Il nous faut traverser, pour descendre, les mêmes quartiers musulmans que tout à l'heure, illuminés en rose maintenant par les derniers rayons du soleil, et animés de la vie orientale du soir, tout pleins de costumes aux éclatantes couleurs.

À l'Échelle de Kassim-Pacha, notre batelier nous attendait, confiant, couché dans son caïque. Et, au baisser du jour, nous recommençons à glisser sur les eaux de la Corne-d'Or, en sens inverse de notre première course. Sur la rive sud, la lumière meurt peu à peu derrière Stamboul,—et c'est la grande féerie finale du jour.

Le soleil est éteint quand nous mettons pied à terre, au delà de Pri-Pacha, dans l'extrême banlieue confinant aux immenses cimetières. Et nous voici, l'Arménienne et moi, marchant ensemble très vite, au crépuscule, dans un quartier que je ne connaissais pas, dans un sombre petit quartier arménien aux rues étroites et tortueuses, aux maisons de bois, peintes en brun ou en rouge, et grillées comme des cachots.

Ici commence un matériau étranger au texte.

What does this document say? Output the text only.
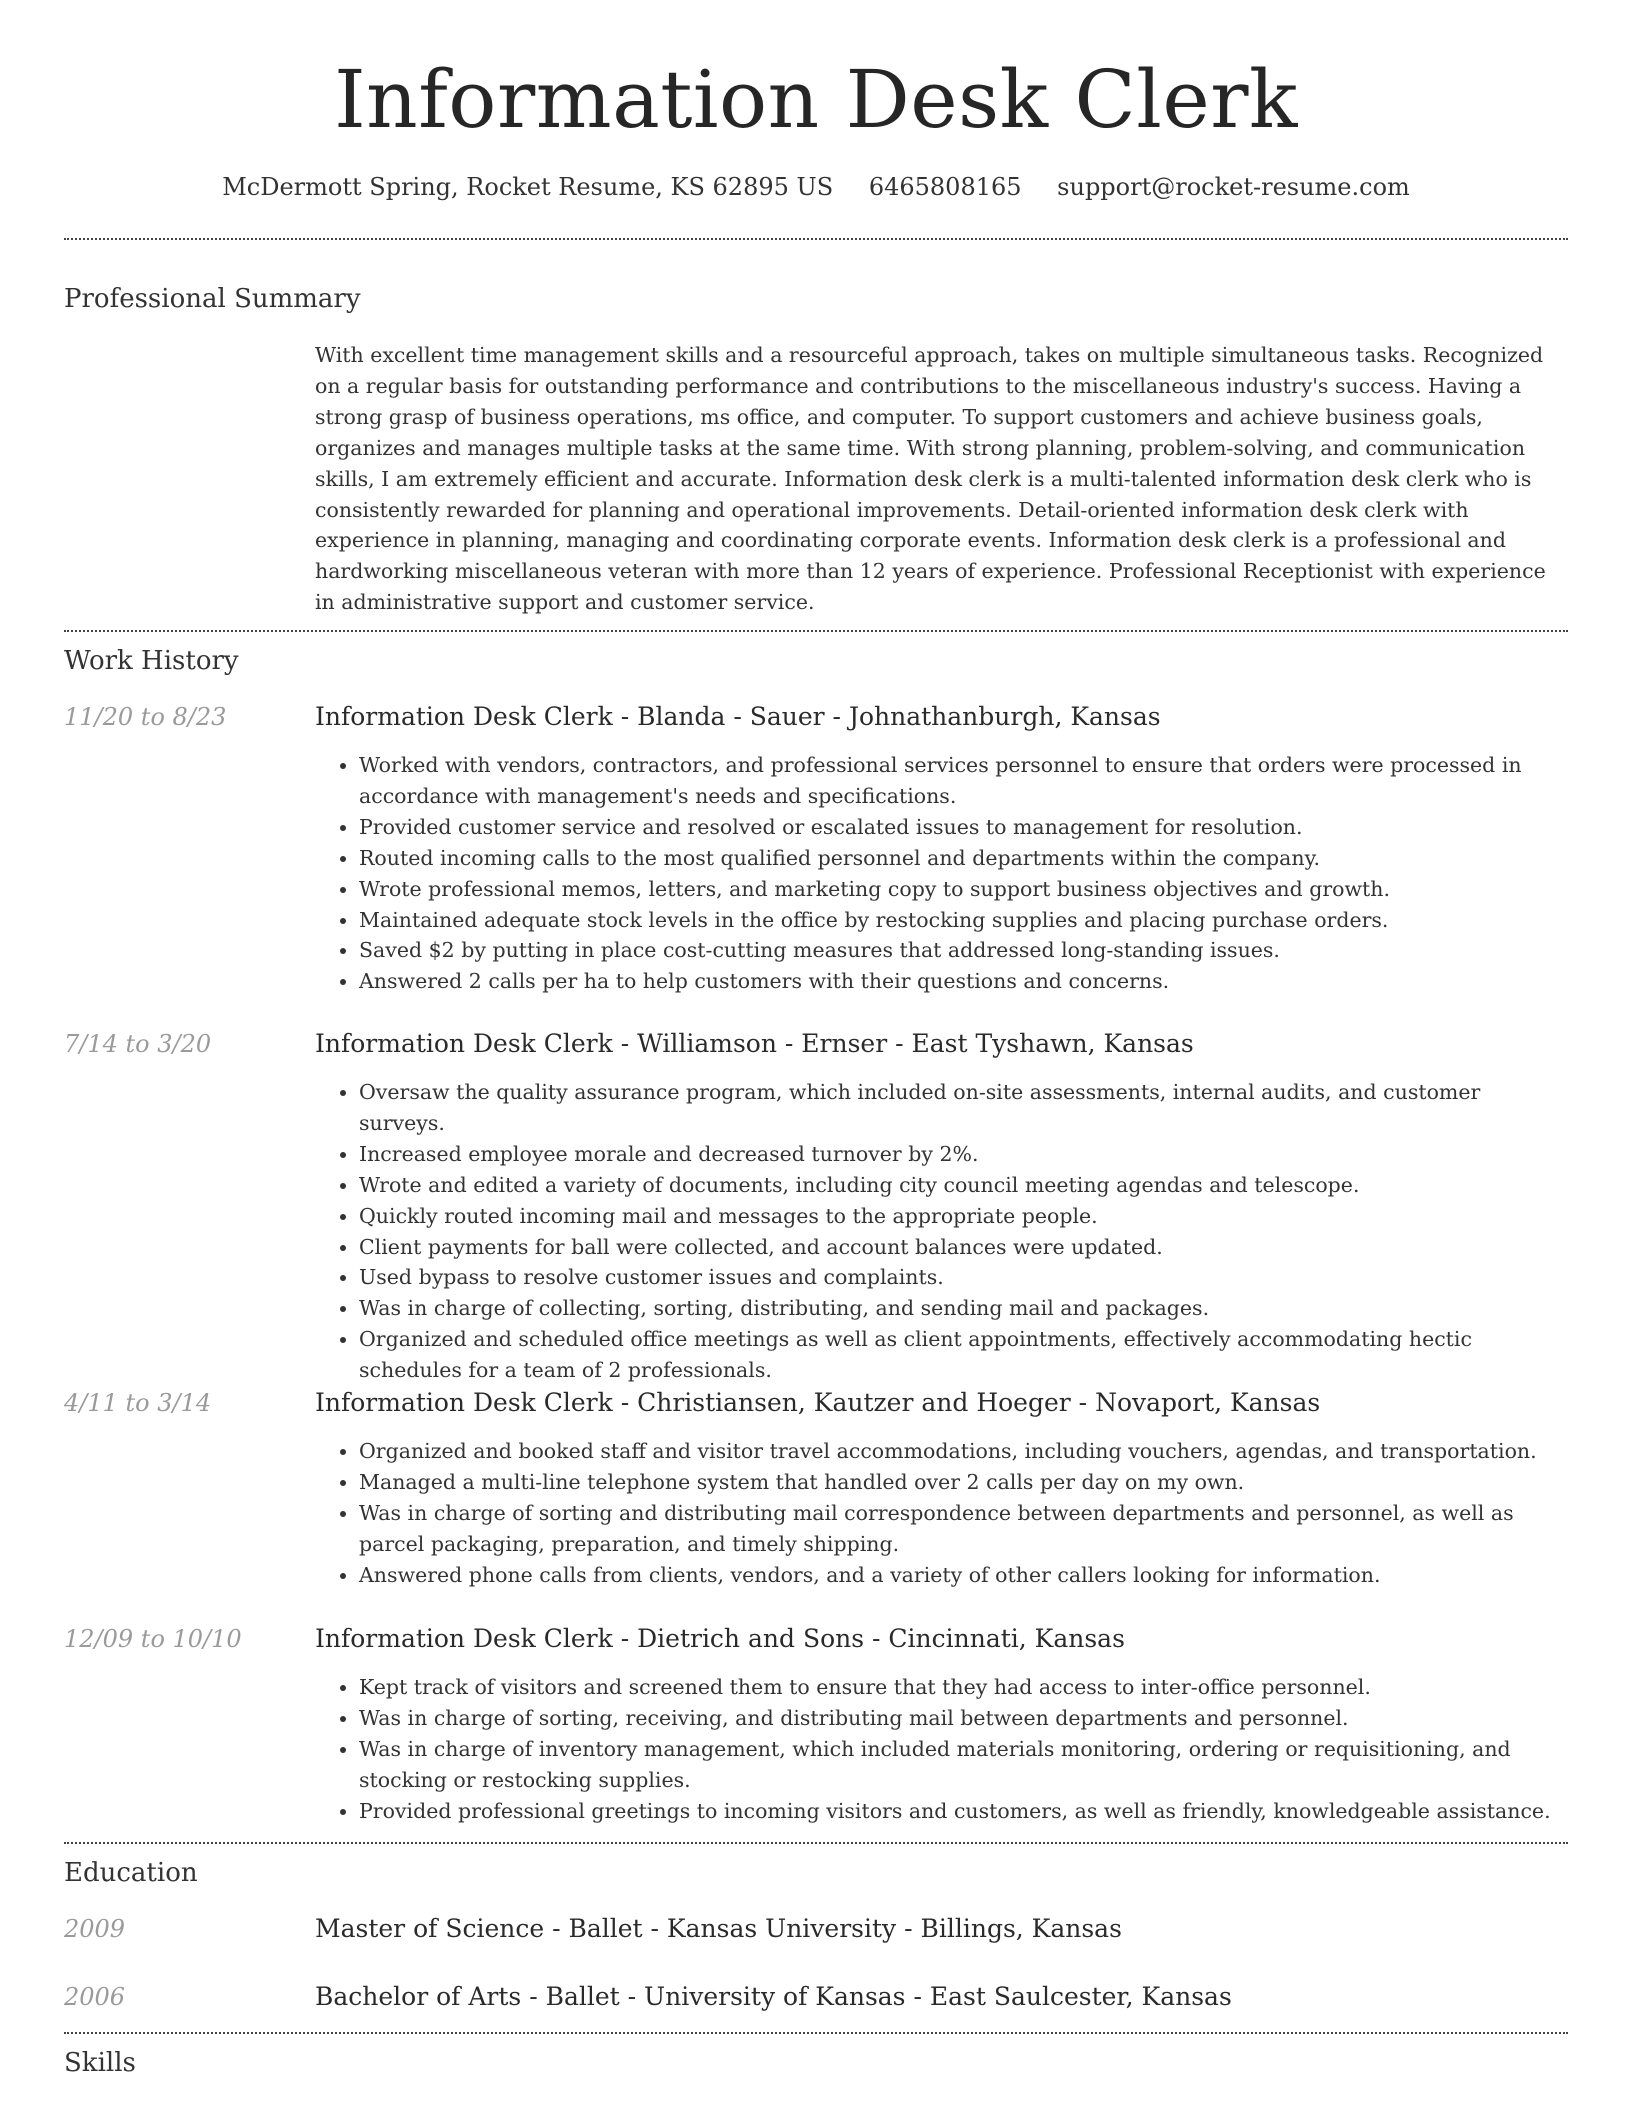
Information Desk Clerk
McDermott Spring, Rocket Resume, KS 62895 US 6465808165 support@rocket-resume.com
Professional Summary

With excellent time management skills and a resourceful approach, takes on multiple simultaneous tasks. Recognized on a regular basis for outstanding performance and contributions to the miscellaneous industry's success. Having a strong grasp of business operations, ms office, and computer. To support customers and achieve business goals, organizes and manages multiple tasks at the same time. With strong planning, problem-solving, and communication skills, I am extremely efficient and accurate. Information desk clerk is a multi-talented information desk clerk who is consistently rewarded for planning and operational improvements. Detail-oriented information desk clerk with experience in planning, managing and coordinating corporate events. Information desk clerk is a professional and hardworking miscellaneous veteran with more than 12 years of experience. Professional Receptionist with experience in administrative support and customer service.

Work History
11/20 to 8/23	Information Desk Clerk - Blanda - Sauer - Johnathanburgh, Kansas
• Worked with vendors, contractors, and professional services personnel to ensure that orders were processed in accordance with management's needs and specifications.
• Provided customer service and resolved or escalated issues to management for resolution.
• Routed incoming calls to the most qualified personnel and departments within the company.
• Wrote professional memos, letters, and marketing copy to support business objectives and growth.
• Maintained adequate stock levels in the office by restocking supplies and placing purchase orders.
• Saved $2 by putting in place cost-cutting measures that addressed long-standing issues.
• Answered 2 calls per ha to help customers with their questions and concerns.
7/14 to 3/20	Information Desk Clerk - Williamson - Ernser - East Tyshawn, Kansas
• Oversaw the quality assurance program, which included on-site assessments, internal audits, and customer surveys.
• Increased employee morale and decreased turnover by 2%.
• Wrote and edited a variety of documents, including city council meeting agendas and telescope.
• Quickly routed incoming mail and messages to the appropriate people.
• Client payments for ball were collected, and account balances were updated.
• Used bypass to resolve customer issues and complaints.
• Was in charge of collecting, sorting, distributing, and sending mail and packages.
• Organized and scheduled office meetings as well as client appointments, effectively accommodating hectic schedules for a team of 2 professionals.
4/11 to 3/14	Information Desk Clerk - Christiansen, Kautzer and Hoeger - Novaport, Kansas
• Organized and booked staff and visitor travel accommodations, including vouchers, agendas, and transportation.
• Managed a multi-line telephone system that handled over 2 calls per day on my own.
• Was in charge of sorting and distributing mail correspondence between departments and personnel, as well as parcel packaging, preparation, and timely shipping.
• Answered phone calls from clients, vendors, and a variety of other callers looking for information.
12/09 to 10/10	Information Desk Clerk - Dietrich and Sons - Cincinnati, Kansas
• Kept track of visitors and screened them to ensure that they had access to inter-office personnel.
• Was in charge of sorting, receiving, and distributing mail between departments and personnel.
• Was in charge of inventory management, which included materials monitoring, ordering or requisitioning, and stocking or restocking supplies.
• Provided professional greetings to incoming visitors and customers, as well as friendly, knowledgeable assistance.
Education
2009	Master of Science - Ballet - Kansas University - Billings, Kansas
2006	Bachelor of Arts - Ballet - University of Kansas - East Saulcester, Kansas
Skills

Anaktar-Chiraz s'arrête devant une de ces demeures d'aspect mystérieux et frappe avec le maillet de fer. Les coups résonnent sinistrement dans toutes les boiseries du vieux voisinage mort.

Peu après, la porte s'entre-bâille d'une façon méfiante, et, dans la fente d'ombre, m'apparaît la figure spectrale, qui me fait frémir: une figure de cinquante ans, triste, fanée, amaigrie, mais ressemblant au pauvre petit Achmet, d'une de ces ressemblances qui sont frappantes jusqu'à l'épouvante. Sa sœur, évidemment, mais si pareille à lui, avec les mêmes traits, la même expression, les mêmes yeux, que c'est comme si je l'avais revu lui-même, vieilli de trente années, et me jetant un regard de reproche par delà le temps et la mort.

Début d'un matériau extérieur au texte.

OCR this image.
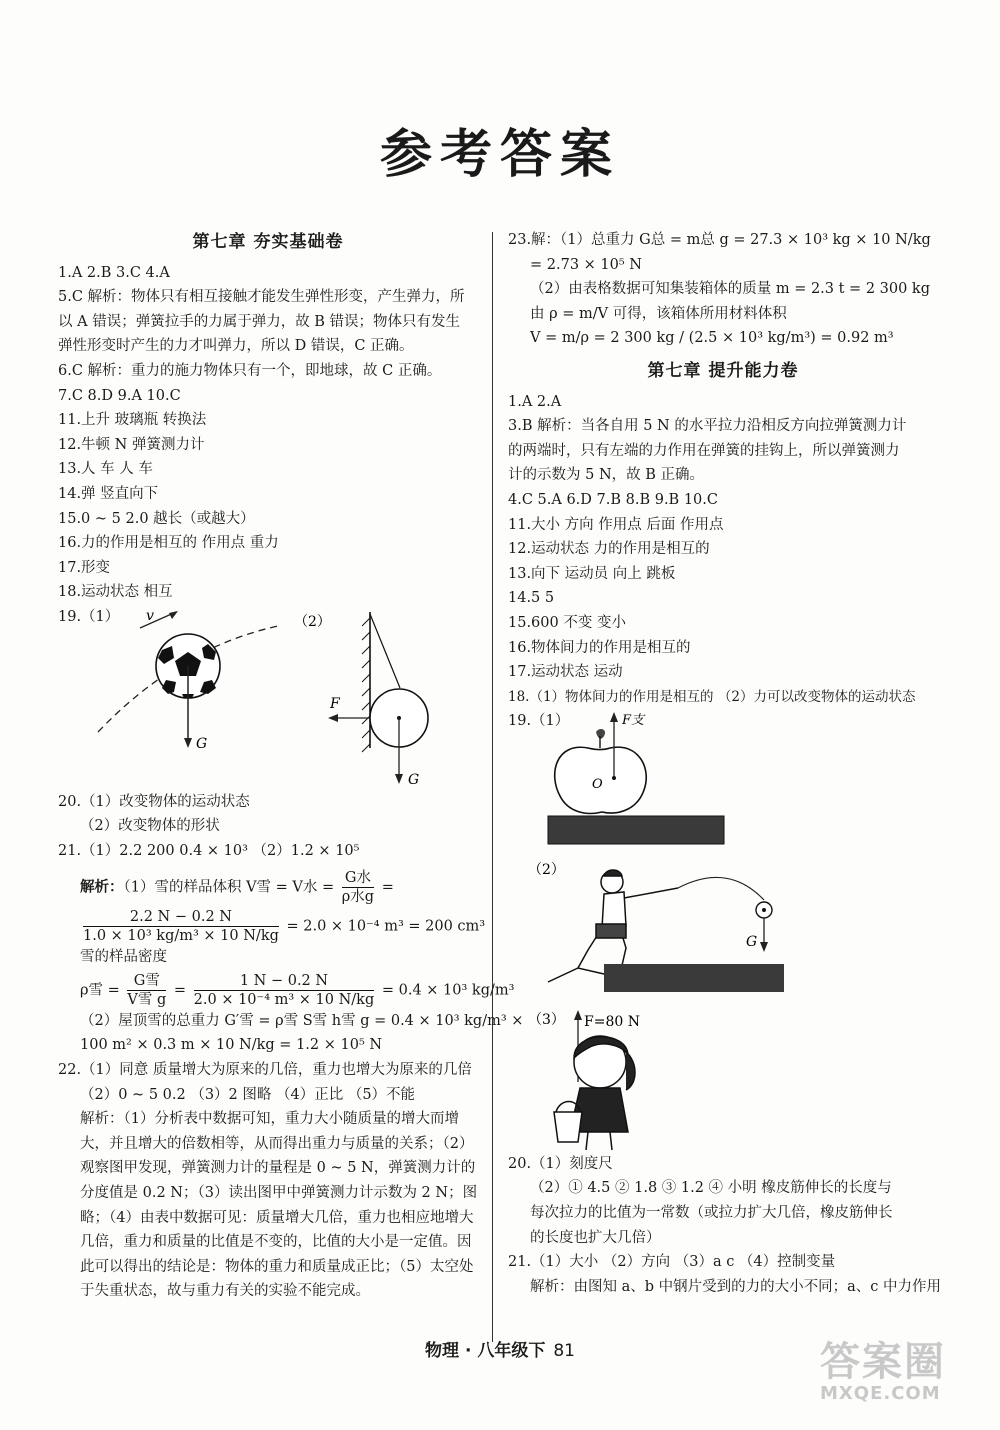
参考答案
第七章 夯实基础卷
1.A 2.B 3.C 4.A
5.C 解析：物体只有相互接触才能发生弹性形变，产生弹力，所
以 A 错误；弹簧拉手的力属于弹力，故 B 错误；物体只有发生
弹性形变时产生的力才叫弹力，所以 D 错误，C 正确。
6.C 解析：重力的施力物体只有一个，即地球，故 C 正确。
7.C 8.D 9.A 10.C
11.上升 玻璃瓶 转换法
12.牛顿 N 弹簧测力计
13.人 车 人 车
14.弹 竖直向下
15.0 ~ 5 2.0 越长（或越大）
16.力的作用是相互的 作用点 重力
17.形变
18.运动状态 相互
19.（1）	v
G
（2）
F
G
20.（1）改变物体的运动状态
（2）改变物体的形状
21.（1）2.2 200 0.4 × 10³ （2）1.2 × 10⁵
解析：（1）雪的样品体积 V雪 = V水 = $\frac{\text{G水}}{\text{ρ水g}}$ =
$\frac{2.2 N - 0.2 N}{\text{1.0 × 10³ kg/m³ × 10 N/kg}} = 2.0 \times 10^{-4}$ m³ = 200 cm³
雪的样品密度
ρ雪 = $\frac{\text{G雪}}{\text{V雪 g}} = \frac{1 N - 0.2 N}{\text{2.0 × 10⁻⁴ m³ × 10 N/kg}} = 0.4 \times 10^3$ kg/m³
（2）屋顶雪的总重力 G′雪 = ρ雪 S雪 h雪 g = 0.4 × 10³ kg/m³ ×
100 m² × 0.3 m × 10 N/kg = 1.2 × 10⁵ N
22.（1）同意 质量增大为原来的几倍，重力也增大为原来的几倍
（2）0 ~ 5 0.2 （3）2 图略 （4）正比 （5）不能
解析：（1）分析表中数据可知，重力大小随质量的增大而增
大，并且增大的倍数相等，从而得出重力与质量的关系；（2）
观察图甲发现，弹簧测力计的量程是 0 ~ 5 N，弹簧测力计的
分度值是 0.2 N；（3）读出图甲中弹簧测力计示数为 2 N；图
略；（4）由表中数据可见：质量增大几倍，重力也相应地增大
几倍，重力和质量的比值是不变的，比值的大小是一定值。因
此可以得出的结论是：物体的重力和质量成正比；（5）太空处
于失重状态，故与重力有关的实验不能完成。
23.解：（1）总重力 G总 = m总 g = 27.3 × 10³ kg × 10 N/kg
= 2.73 × 10⁵ N
（2）由表格数据可知集装箱体的质量 m = 2.3 t = 2 300 kg
由 ρ = m/V 可得，该箱体所用材料体积
V = m/ρ = 2 300 kg / (2.5 × 10³ kg/m³) = 0.92 m³
第七章 提升能力卷
1.A 2.A
3.B 解析：当各自用 5 N 的水平拉力沿相反方向拉弹簧测力计
的两端时，只有左端的力作用在弹簧的挂钩上，所以弹簧测力
计的示数为 5 N，故 B 正确。
4.C 5.A 6.D 7.B 8.B 9.B 10.C
11.大小 方向 作用点 后面 作用点
12.运动状态 力的作用是相互的
13.向下 运动员 向上 跳板
14.5 5
15.600 不变 变小
16.物体间力的作用是相互的
17.运动状态 运动
18.（1）物体间力的作用是相互的 （2）力可以改变物体的运动状态
19.（1）	F支
O
（2）
G
（3） F=80 N
20.（1）刻度尺
（2）① 4.5 ② 1.8 ③ 1.2 ④ 小明 橡皮筋伸长的长度与
每次拉力的比值为一常数（或拉力扩大几倍，橡皮筋伸长
的长度也扩大几倍）
21.（1）大小 （2）方向 （3）a c （4）控制变量
解析：由图知 a、b 中钢片受到的力的大小不同；a、c 中力作用
物理 · 八年级下 81	答案圈
MXQE.COM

Elle est étonnée, hésitante, prête à refermer sa porte à peine ouverte.

—Loti! se hâte de lui dire la vieille Anaktar, prononçant ce nom tout bas, comme on annoncerait un fantôme: Regarde-le, c'est Loti!... Loti qui est revenu!

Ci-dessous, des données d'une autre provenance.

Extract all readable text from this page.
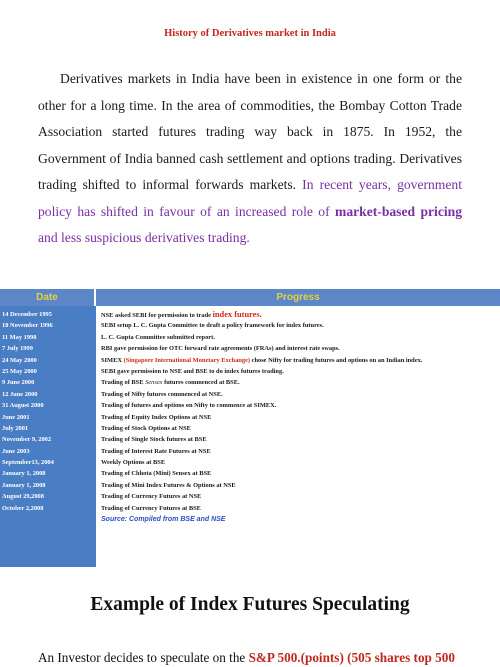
History of Derivatives market in India

Derivatives markets in India have been in existence in one form or the other for a long time. In the area of commodities, the Bombay Cotton Trade Association started futures trading way back in 1875. In 1952, the Government of India banned cash settlement and options trading. Derivatives trading shifted to informal forwards markets. In recent years, government policy has shifted in favour of an increased role of market-based pricing and less suspicious derivatives trading.

Date	Progress
14 December 1995
18 November 1996
11 May 1998
7 July 1999
24 May 2000
25 May 2000
9 June 2000
12 June 2000
31 August 2000
June 2001
July 2001
November 9, 2002
June 2003
September13, 2004
January 1, 2008
January 1, 2008
August 29,2008
October 2,2008
NSE asked SEBI for permission to trade index futures.
SEBI setup L. C. Gupta Committee to draft a policy framework for index futures.
L. C. Gupta Committee submitted report.
RBI gave permission for OTC forward rate agreements (FRAs) and interest rate swaps.
SIMEX (Singapore International Monetary Exchange) chose Nifty for trading futures and options on an Indian index.
SEBI gave permission to NSE and BSE to do index futures trading.
Trading of BSE Sensex futures commenced at BSE.
Trading of Nifty futures commenced at NSE.
Trading of futures and options on Nifty to commence at SIMEX.
Trading of Equity Index Options at NSE
Trading of Stock Options at NSE
Trading of Single Stock futures at BSE
Trading of Interest Rate Futures at NSE
Weekly Options at BSE
Trading of Chhota (Mini) Sensex at BSE
Trading of Mini Index Futures & Options at NSE
Trading of Currency Futures at NSE
Trading of Currency Futures at BSE
Source: Compiled from BSE and NSE
Example of Index Futures Speculating
An Investor decides to speculate on the S&P 500.(points) (505 shares top 500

—Loti?... Loti?... répète l'autre avec un tremblement dans la voix. Ah! Loti!... dit-elle ensuite, après un silence, d'un accent douloureux et amer qui me va plus au cœur que le plus poignant de tous les reproches...

Elles se parlent l'une à l'autre en turc, bas et très vite, disant des choses dont le sens m'échappe. Puis elles me prient de monter et je les suis par un petit escalier noir.